It’s installed and performing just how you hoped, increased performance and engine sound. You’re next concern is how to protect that cold air intake from sucking in water and damaging your vehicle’s engine. Especially in areas with regular to heavy rainfall, you need some way to eliminate the possibility of water entering the system.
What Happens if Water Gets Into a Cold Air Intake?
Many intake systems are located at the vehicle’s grill area or down near the fender wells. The idea is to bring in cooler air away from the engine compartment. When you relocate the air intake in this way, with an exposed cone filter, water can become an issue.
Driving during a rainstorm is bad enough, splashing through deep puddles of water can be a disaster if the intake system is not protected in some way.
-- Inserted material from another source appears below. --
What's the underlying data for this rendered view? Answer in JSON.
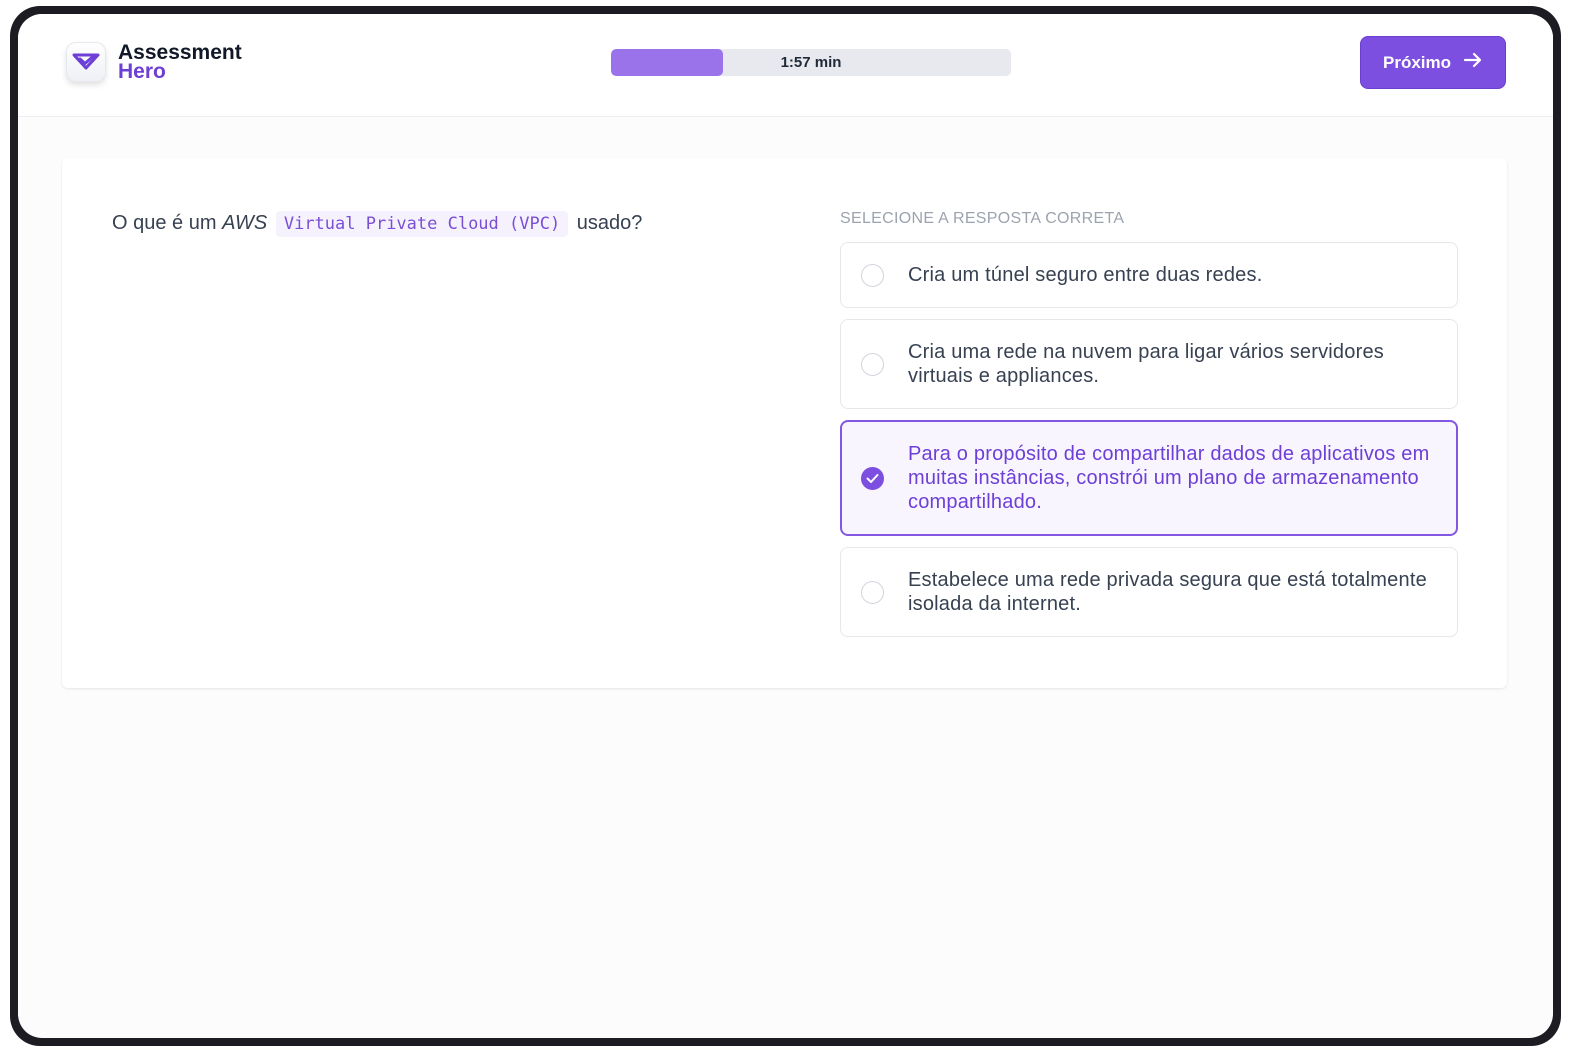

Instead of air, water can be pulled into the combustion chamber and the proper compression stroke may not be able to be completed. Bringing water into the compression chamber could also result in what is known as “hydro-lock”.
Hydro-lock occurs when a non-combustible fluid gets into the cylinders. Water takes up more space than a fuel-air mixture and will prevent the piston from reaching the top of its stroke. When one piston stops, they all stop and the engine seizes up. The resulting damage could be to the piston, it could bend the connecting rod, or the engine block may crack.
It’s not just hydro-lock that could occur. If even small amounts of water were to enter the engine over an extended period of time, damage can occur. The pistons, the cylinder walls, and other parts of the engine could begin to rust. Once the rust builds up enough to affect engine performance, costly repairs could be on the horizon.
How to Protect Cold Air Intake from Water
Many manufactures of cold air intakes also provide or sell bypass valves to help keep water out. These bypass valves usually consist of a second foam filter and will close off induction from the primary filter and reroute air intake to an external air source.
Another way to protect the air intake is by installing a polyester shield that can cover the intake filter. This polyester shield resembles a plastic bag that slips over the filter and is held in place with an elastic band. It’s important to note that these types of shields are not water-resistant, but water repellant. You should still try to avoid driving through heavy rains or puddles of water.
In an emergency situation, like being suddenly caught out in a rainstorm, blue painter’s tape may provide an alternative, temporary fix in place of one of these products. While it can’t be used to cover the actual filter, if the filter is installed directly behind a grill, you can use the tape to temporarily cover the grill area in front of the filter. This may allow you to escape the rain without bringing water into the system and significantly reduce the chance of damaging your vehicle’s engine.
Cold air intakes can provide many advantages, but extra care must be taken. Reliable performance includes using some common sense when water threatens the system. Do your best to avoid getting caught in heavy rains or to drive through deep puddles of water. Installing a water shield of some type will provide you with a way to avoid damaging your engine by sucking water in through your cold air intake.